Allah vermezse devlet ne vermektedir Vifer? Kime ne kadar vermektedir?


Sadece bir ürünü örnek vereceğim Mine Hanım;

Türkiye, dünya şark tipi (oriental) tütün üretiminde %42’lik payıyla birinci
sırada yeralmaktadır. Tütün ülkemiz için önemli bir ihraç ürünüdür.
Ancak, yapılan ihracat ve ülke tüketim ihtiyacı dikkate alındığında; 180 bin
ton üretilmesi yeterli iken bizim üretim miktarımız, 1998 yılında 285 bin ton,
1999 yılında 260 bin ton ve 2000 yılında 210 bin ton düzeyinde gerçekleşmiştir.
Tekel bu üretimin yaklaşık %70’ini almaktadır. Oysa, Tekel’in kendisine ait 7 sigara fabrikası için yaptığı alımların (“idare alımları” olarak
adlandırılmaktadır) miktarı ortalama 50 bin ton düzeyindedir.
Bilindiği üzere, destekleme alımları için görev zararı doğmaktadır ve bu
meblağ 2000 yılı sonu itibariyle 1.5 Katrilyon TL’na ulaşmıştır.
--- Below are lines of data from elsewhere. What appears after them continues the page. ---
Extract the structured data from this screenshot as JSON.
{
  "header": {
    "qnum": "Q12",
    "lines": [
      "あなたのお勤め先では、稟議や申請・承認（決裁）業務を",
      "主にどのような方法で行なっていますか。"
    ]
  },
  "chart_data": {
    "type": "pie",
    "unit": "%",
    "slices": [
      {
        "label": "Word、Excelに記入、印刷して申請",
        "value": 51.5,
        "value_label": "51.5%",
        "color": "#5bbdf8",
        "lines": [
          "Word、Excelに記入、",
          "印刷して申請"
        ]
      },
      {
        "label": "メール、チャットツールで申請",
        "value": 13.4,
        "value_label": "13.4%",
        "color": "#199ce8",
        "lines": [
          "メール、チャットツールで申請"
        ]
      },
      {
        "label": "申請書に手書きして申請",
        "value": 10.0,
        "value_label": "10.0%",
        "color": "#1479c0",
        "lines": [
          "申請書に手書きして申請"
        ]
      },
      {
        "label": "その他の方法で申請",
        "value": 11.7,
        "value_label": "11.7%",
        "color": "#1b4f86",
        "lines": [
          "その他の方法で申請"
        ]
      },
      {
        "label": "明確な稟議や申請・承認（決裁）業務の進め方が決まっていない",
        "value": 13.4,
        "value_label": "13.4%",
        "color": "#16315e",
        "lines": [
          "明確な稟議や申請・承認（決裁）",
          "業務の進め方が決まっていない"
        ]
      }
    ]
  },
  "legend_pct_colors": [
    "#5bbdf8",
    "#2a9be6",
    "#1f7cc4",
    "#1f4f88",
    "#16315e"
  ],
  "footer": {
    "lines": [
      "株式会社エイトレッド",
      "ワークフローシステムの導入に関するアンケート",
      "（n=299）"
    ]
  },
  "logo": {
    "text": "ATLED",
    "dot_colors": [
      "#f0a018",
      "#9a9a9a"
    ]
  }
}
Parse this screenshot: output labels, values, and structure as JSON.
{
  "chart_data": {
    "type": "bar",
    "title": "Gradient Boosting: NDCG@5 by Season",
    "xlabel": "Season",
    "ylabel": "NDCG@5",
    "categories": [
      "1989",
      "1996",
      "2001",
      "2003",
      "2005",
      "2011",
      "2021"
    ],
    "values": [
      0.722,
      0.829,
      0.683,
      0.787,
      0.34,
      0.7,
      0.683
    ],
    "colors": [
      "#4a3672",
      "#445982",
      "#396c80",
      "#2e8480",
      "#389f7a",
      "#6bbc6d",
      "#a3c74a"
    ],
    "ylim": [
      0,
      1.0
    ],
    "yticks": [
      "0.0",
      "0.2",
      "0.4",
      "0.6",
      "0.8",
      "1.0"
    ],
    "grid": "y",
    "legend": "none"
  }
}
Tütün stokları
ise 500 tonun üzerinde olup, sözkonusu stok miktarı ülkenin altı yıllık iç
tüketim ihtiyacını karşılayacak düzeydedir. Hem görev zararı yükü hem de
stoklar sürdürülemez boyutlara ulaşmıştır.
Yapılan hesaplamalar 1995 – 2000 döneminde; kamunun, harcadığı her 1
dolar için 4 .7 dolar maliyet üstlendiğini göstermektedir.

Sadece tütün için devletin verdiği rakam.İşte biz bu yüzden dünyanın en pahalı şekerini yiyor,en pahalı benzinini kullanıyor,en pahalı konuşmasını yapıyoruz.yani devlet bir kesime verdiğini bütün kesimlerden fazlasıyla alıyor.
Son Söz:Çiftçinin tüccarın elinden kurtarılması destekleme alımı ile olmaz.